Void Space: 정상현
Past exhibition
Installation Views
Press release
In the gallery tour proposed by Sang-hyeon Jeong, he takes us through various works and other meta-spaces of the exhibition with a pink frame. We can only see those spaces through the framework he presents. Just when we are getting used to the worlds that are shown within his frame, Sang-hyun Jeong begins to slightly touch that frame. It tells us that what we are seeing is what happens between the inside and outside of the frame, what happens in the interlude. Eventually, the world outside the frame gradually invades the world within the frame, and an accident occurs that causes the frame to collapse. Can we return straight to reality through this sudden but light accident?
There is another stage framework that we must go through. Let's call this the Red Brick Observatory. This observatory resembles a stage in that we unfortunately cannot climb up and is high besides. However, we can fully guess what is happening inside the observatory from outside and below, thanks to devices that kindly project the images seen by the cameras on our behalf onto the wall. As if break time when the play is put on hold and the curtain is drawn, we are wandering around the observatory where observations are put on hold. Although it is not an actual observation, we are involved in the observation process in another way.
Like Pharmacon, the mold is a poison that can lead to death, but it can also be a cure, like a medical elixir. Beings within a frame may seem to be trapped there because of the frame, but in fact, it is the frame that nurtures the worlds within it, allowing it to grow and increase meaning.

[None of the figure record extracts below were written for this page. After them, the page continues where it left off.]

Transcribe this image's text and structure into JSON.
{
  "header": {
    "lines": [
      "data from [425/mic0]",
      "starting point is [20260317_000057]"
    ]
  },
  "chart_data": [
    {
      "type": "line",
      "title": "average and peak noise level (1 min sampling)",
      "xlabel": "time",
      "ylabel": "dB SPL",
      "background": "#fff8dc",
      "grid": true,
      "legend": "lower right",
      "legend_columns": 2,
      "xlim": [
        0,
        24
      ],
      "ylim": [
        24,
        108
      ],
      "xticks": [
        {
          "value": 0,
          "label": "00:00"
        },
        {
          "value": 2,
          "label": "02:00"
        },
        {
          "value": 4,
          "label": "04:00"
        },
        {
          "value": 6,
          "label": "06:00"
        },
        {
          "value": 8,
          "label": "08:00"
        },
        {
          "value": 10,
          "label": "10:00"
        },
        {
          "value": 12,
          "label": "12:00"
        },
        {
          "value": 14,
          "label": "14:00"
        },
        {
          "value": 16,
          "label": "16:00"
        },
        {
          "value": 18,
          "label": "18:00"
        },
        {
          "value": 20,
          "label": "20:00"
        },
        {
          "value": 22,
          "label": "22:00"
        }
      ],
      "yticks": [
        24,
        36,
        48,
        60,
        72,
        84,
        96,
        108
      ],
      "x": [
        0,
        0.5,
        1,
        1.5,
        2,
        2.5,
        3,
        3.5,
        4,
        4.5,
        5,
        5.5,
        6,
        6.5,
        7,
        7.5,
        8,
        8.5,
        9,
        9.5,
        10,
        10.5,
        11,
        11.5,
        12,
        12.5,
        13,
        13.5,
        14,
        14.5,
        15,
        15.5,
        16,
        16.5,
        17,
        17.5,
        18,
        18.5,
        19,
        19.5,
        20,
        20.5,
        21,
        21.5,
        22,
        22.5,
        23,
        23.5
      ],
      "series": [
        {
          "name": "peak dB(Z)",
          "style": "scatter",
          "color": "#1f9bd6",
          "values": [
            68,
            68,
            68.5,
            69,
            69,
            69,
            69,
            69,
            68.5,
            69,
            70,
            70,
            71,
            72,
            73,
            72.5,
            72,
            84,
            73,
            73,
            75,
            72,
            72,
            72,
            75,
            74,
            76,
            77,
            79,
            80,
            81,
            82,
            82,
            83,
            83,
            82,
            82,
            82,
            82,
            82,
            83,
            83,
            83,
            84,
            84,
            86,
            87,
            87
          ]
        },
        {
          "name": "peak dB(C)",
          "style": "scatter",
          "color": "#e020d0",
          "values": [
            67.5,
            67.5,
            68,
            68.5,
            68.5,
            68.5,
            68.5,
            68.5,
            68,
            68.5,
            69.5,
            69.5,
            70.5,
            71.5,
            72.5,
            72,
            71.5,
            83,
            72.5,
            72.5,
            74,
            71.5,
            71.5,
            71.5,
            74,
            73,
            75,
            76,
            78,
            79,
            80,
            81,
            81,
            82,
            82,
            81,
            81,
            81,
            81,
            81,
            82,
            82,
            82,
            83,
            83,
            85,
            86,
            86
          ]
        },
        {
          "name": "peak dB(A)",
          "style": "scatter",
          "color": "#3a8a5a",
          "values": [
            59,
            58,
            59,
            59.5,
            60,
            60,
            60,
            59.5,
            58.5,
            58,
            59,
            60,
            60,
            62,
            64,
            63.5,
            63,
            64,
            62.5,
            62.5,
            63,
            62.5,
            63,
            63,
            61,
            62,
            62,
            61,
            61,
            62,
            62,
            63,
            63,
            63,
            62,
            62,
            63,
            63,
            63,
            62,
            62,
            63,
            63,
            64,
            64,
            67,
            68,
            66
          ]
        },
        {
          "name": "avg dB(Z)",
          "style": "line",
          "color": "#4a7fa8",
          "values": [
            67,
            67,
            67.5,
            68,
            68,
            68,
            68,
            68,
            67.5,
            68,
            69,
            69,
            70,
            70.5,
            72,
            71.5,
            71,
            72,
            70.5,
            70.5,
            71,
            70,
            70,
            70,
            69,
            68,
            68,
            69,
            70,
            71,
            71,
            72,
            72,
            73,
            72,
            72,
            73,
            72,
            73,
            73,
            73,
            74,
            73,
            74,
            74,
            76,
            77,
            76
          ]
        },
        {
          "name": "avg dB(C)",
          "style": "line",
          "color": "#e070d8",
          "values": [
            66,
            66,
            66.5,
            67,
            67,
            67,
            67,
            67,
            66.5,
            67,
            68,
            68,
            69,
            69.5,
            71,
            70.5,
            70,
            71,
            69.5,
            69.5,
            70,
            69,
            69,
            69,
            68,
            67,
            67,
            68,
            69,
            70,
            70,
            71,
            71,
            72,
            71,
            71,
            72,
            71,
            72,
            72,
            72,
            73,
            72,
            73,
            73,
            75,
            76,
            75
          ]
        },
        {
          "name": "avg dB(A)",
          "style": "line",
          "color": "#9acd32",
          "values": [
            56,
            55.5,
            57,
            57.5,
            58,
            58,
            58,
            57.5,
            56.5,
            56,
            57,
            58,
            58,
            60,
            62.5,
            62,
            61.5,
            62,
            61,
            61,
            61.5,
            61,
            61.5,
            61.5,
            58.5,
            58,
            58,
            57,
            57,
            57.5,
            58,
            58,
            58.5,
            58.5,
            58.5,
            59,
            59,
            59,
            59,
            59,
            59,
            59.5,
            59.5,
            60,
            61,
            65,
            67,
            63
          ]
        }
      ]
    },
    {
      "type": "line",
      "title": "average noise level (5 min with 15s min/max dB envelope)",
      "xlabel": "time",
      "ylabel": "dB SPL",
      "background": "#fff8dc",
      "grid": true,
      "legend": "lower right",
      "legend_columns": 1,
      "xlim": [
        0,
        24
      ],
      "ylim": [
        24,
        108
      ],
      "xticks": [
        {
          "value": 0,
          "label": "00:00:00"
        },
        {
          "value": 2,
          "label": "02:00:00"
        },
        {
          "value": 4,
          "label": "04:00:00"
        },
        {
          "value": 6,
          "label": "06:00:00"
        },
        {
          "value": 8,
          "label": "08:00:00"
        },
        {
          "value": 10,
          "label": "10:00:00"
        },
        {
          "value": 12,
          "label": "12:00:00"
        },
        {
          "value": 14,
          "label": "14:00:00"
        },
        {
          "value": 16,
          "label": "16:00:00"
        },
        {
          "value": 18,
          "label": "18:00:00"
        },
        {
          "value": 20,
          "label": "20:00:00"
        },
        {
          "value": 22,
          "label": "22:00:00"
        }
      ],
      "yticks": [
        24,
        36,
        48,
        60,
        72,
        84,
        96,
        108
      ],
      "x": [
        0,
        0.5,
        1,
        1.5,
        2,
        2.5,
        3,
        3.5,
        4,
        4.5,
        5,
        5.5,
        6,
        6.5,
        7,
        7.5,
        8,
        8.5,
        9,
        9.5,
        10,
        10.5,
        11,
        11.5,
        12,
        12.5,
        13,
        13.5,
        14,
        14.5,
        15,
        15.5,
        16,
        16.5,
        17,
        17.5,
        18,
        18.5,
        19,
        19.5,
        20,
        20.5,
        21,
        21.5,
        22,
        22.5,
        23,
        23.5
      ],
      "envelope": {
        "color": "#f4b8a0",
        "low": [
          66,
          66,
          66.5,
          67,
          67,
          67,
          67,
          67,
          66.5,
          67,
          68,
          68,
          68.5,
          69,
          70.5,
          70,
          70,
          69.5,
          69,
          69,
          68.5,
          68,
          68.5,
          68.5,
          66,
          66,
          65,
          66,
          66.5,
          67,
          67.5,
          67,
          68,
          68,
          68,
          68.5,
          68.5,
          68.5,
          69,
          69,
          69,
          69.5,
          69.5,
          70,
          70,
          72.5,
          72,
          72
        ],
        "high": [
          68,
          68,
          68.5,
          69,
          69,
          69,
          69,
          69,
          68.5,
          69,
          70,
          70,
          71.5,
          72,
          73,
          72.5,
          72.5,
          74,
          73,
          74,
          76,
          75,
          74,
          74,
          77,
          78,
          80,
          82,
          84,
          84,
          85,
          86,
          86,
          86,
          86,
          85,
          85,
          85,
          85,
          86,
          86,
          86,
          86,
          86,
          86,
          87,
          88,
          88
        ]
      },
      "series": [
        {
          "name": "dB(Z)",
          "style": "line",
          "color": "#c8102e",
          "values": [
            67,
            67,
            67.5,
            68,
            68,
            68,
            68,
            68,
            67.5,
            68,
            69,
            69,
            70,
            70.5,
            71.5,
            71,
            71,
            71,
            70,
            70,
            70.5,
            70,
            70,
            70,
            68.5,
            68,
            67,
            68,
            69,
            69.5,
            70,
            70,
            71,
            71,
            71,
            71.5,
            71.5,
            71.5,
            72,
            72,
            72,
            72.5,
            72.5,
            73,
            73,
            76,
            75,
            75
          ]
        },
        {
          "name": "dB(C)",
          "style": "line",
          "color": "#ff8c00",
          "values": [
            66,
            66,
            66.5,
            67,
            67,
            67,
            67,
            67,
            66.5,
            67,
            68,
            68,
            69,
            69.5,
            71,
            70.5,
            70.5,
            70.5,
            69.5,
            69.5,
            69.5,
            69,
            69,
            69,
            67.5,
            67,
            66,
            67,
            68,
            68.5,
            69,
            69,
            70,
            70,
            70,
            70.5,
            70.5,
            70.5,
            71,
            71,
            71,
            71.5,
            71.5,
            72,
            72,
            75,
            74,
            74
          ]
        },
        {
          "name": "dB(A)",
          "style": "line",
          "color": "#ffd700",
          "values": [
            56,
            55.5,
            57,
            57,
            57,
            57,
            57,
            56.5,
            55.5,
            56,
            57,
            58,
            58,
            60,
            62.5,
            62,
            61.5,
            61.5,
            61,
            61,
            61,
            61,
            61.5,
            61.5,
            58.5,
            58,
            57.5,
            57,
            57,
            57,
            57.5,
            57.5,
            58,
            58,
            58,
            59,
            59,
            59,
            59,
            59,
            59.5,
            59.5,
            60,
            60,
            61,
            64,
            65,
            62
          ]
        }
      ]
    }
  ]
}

If Sang-hyun Jeong has so far developed the world within through frames, this exhibition, Another Space, is a work that declares an interlude between those frames. An interlude is not an empty space between two plays, but a real moment in which the play is suspended and the relationship with reality is presented more clearly. Like a line of escape that runs along the border and finds its way out, Sanghyun Jeong's work is now extending to us another space and time of such interlude.